Nella storia del secondo dopo guerra mai come in questi ultimi anni l’élite politica, pur cosi scarsamente rappresentativa delle articolazioni sociali, è stata tanto onnipotente nella gestione della cosa pubblica: Il risultato è stato una vera e propria regressione oligarchica della nostra democrazia, la quale a sua volta ha prodotto non solo il dissolvimento delle politiche di welfare ma anche – sul piano civico e istituzionale – la polverizzazione dei circuiti virtuosi tra aspettative dei cittadini e risposte del sistema politico.
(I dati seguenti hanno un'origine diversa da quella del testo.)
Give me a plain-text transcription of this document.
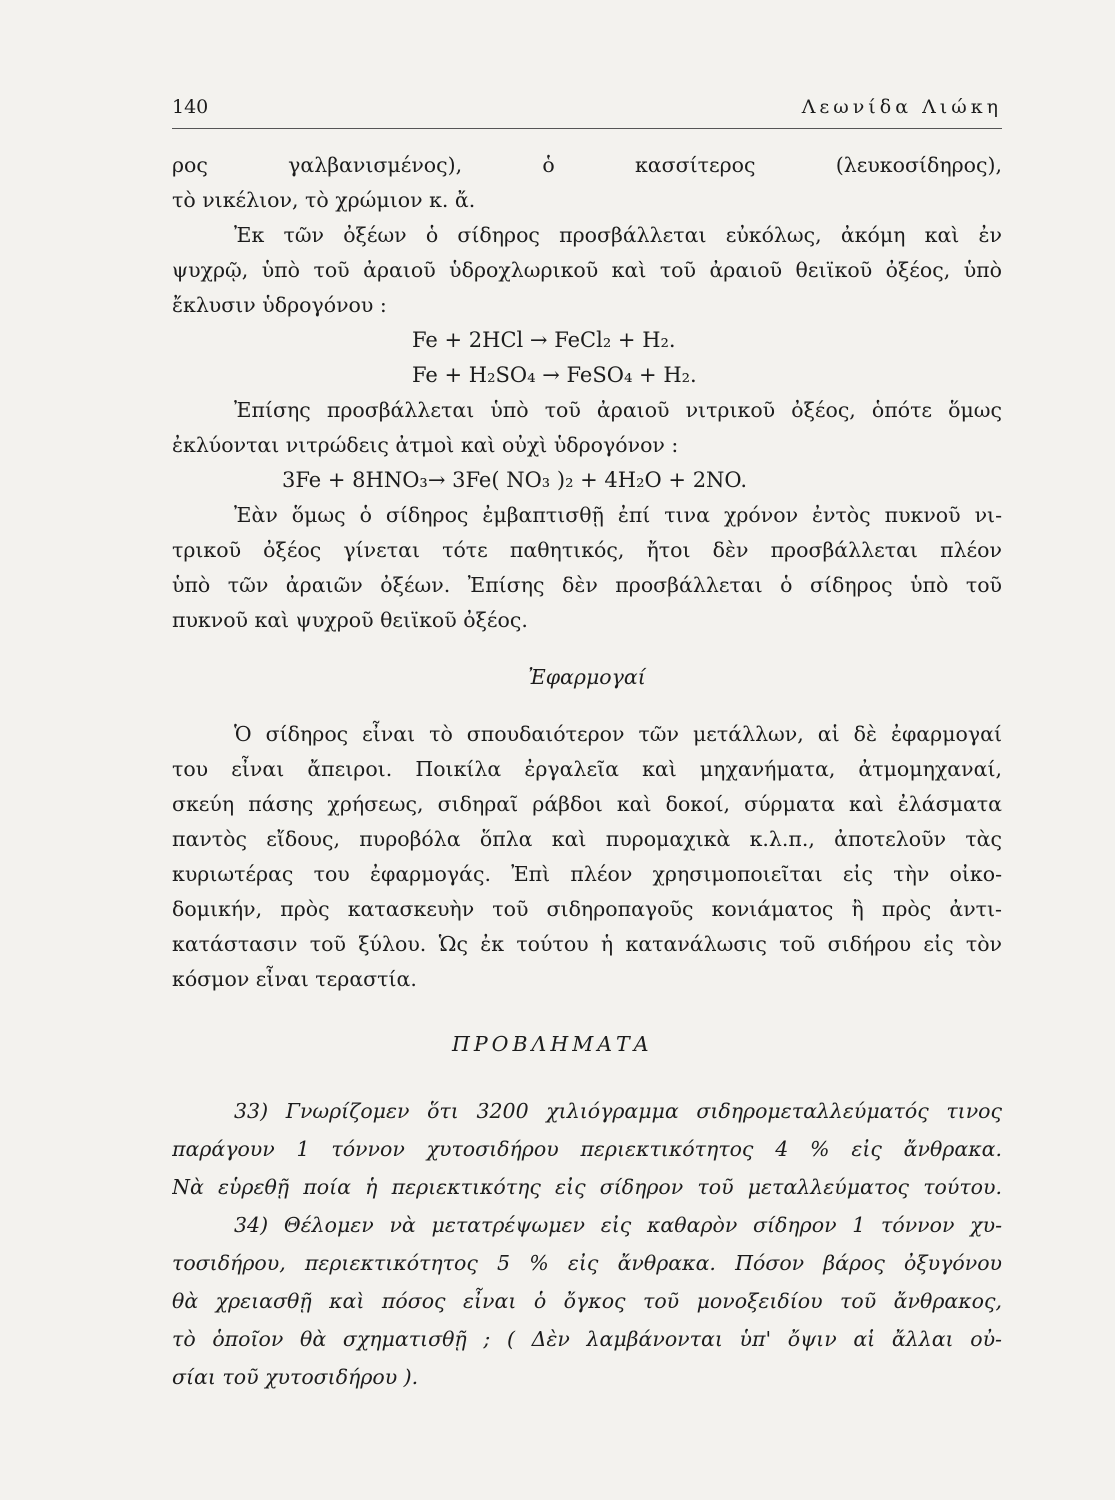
140	Λεωνίδα Λιώκη
ρος γαλβανισμένος), ὁ κασσίτερος (λευκοσίδηρος),
τὸ νικέλιον, τὸ χρώμιον κ. ἄ.
Ἐκ τῶν ὀξέων ὁ σίδηρος προσβάλλεται εὐκόλως, ἀκόμη καὶ ἐν
ψυχρῷ, ὑπὸ τοῦ ἀραιοῦ ὑδροχλωρικοῦ καὶ τοῦ ἀραιοῦ θειϊκοῦ ὀξέος, ὑπὸ
ἔκλυσιν ὑδρογόνου :
Fe + 2HCl → FeCl₂ + H₂.
Fe + H₂SO₄ → FeSO₄ + H₂.
Ἐπίσης προσβάλλεται ὑπὸ τοῦ ἀραιοῦ νιτρικοῦ ὀξέος, ὁπότε ὅμως
ἐκλύονται νιτρώδεις ἀτμοὶ καὶ οὐχὶ ὑδρογόνον :
3Fe + 8HNO₃→ 3Fe( NO₃ )₂ + 4H₂O + 2NO.
Ἐὰν ὅμως ὁ σίδηρος ἐμβαπτισθῇ ἐπί τινα χρόνον ἐντὸς πυκνοῦ νι-
τρικοῦ ὀξέος γίνεται τότε παθητικός, ἤτοι δὲν προσβάλλεται πλέον
ὑπὸ τῶν ἀραιῶν ὀξέων. Ἐπίσης δὲν προσβάλλεται ὁ σίδηρος ὑπὸ τοῦ
πυκνοῦ καὶ ψυχροῦ θειϊκοῦ ὀξέος.
Ἐφαρμογαί
Ὁ σίδηρος εἶναι τὸ σπουδαιότερον τῶν μετάλλων, αἱ δὲ ἐφαρμογαί
του εἶναι ἄπειροι. Ποικίλα ἐργαλεῖα καὶ μηχανήματα, ἀτμομηχαναί,
σκεύη πάσης χρήσεως, σιδηραῖ ράβδοι καὶ δοκοί, σύρματα καὶ ἐλάσματα
παντὸς εἴδους, πυροβόλα ὅπλα καὶ πυρομαχικὰ κ.λ.π., ἀποτελοῦν τὰς
κυριωτέρας του ἐφαρμογάς. Ἐπὶ πλέον χρησιμοποιεῖται εἰς τὴν οἰκο-
δομικήν, πρὸς κατασκευὴν τοῦ σιδηροπαγοῦς κονιάματος ἢ πρὸς ἀντι-
κατάστασιν τοῦ ξύλου. Ὡς ἐκ τούτου ἡ κατανάλωσις τοῦ σιδήρου εἰς τὸν
κόσμον εἶναι τεραστία.
ΠΡΟΒΛΗΜΑΤΑ
33) Γνωρίζομεν ὅτι 3200 χιλιόγραμμα σιδηρομεταλλεύματός τινος
παράγουν 1 τόννον χυτοσιδήρου περιεκτικότητος 4 % εἰς ἄνθρακα.
Νὰ εὑρεθῇ ποία ἡ περιεκτικότης εἰς σίδηρον τοῦ μεταλλεύματος τούτου.
34) Θέλομεν νὰ μετατρέψωμεν εἰς καθαρὸν σίδηρον 1 τόννον χυ-
τοσιδήρου, περιεκτικότητος 5 % εἰς ἄνθρακα. Πόσον βάρος ὀξυγόνου
θὰ χρειασθῇ καὶ πόσος εἶναι ὁ ὄγκος τοῦ μονοξειδίου τοῦ ἄνθρακος,
τὸ ὁποῖον θὰ σχηματισθῇ ; ( Δὲν λαμβάνονται ὑπ' ὄψιν αἱ ἄλλαι οὐ-
σίαι τοῦ χυτοσιδήρου ).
La fine dei partiti intrisi di ideologie del Novecento, invece di aprire le porte alla modernità, sembra aver generato figli mostruosi: un leaderismo ambiguo, fatto di cinismo che non concede ai suoi avversari neppure un minimo di coscienza critica e di buonafede.

La politica sta diventando uno strumento di distruzione e non di costruzione.

L’Italia sta lentamente declinando, nel Mezzogiorno la disoccupazione giovanile è al 60 per cento: Nel Paese l’esercito dei senza lavoro ha raggiunto la dimensione impressionante di tre milioni e quattrocentottanta mila persone: è il dato più alto dal 1977. Per la prima volta sono diminuiti perfino i consumi alimentari. Sta nascendo davvero un’altra Italia, ma rischia di essere infinitamente peggiore di quella nella quale siamo nati e abbiamo vissuto.

La sconfitta più grave è stata inferta alle giovani generazioni, alle quali è stato sottratto l’ascensore sociale che consentiva ai meritevoli di farsi largo nella vita. L’ascensore sociale si è inceppato: tutto è affidato alle relazioni, il merito non conta più. La politica offre l’esempio peggiore: non ci sono gradini che qualcuno potrebbe salire con le proprie forze. Si diventa parlamentari attraverso la nomina decisa dal leader e ministri per cooptazione. La competenza non è richiesta e si vede dalla scelta dei titolari di certi ministeri.

La famosa rottamazione si è rivelata un gioco di potere: sono state rottamate alcune persone ma si è conservato intatto il meccanismo che ha trasformato la politica nell’affare di una casta.  L’Italia di oggi ci sembra soprattutto un paese frastornato e impaurito.

Il dato più preoccupante, oggi, sullo stato di salute dei principi e delle procedure della nostra democrazia è la progressiva disaffezione della maggioranza dei cittadini nei confronti delle istituzioni politiche nazionali e locali. Iniziata come delusione per il modo in cui i politici hanno gestito per decenni la cosa pubblica, essa è poi diventata volontaria autoesclusione da ogni forma di partecipazione ai processi decisionali collettivi, con la conseguente cessione di sovranità a ristretti ceti di partito e di governo.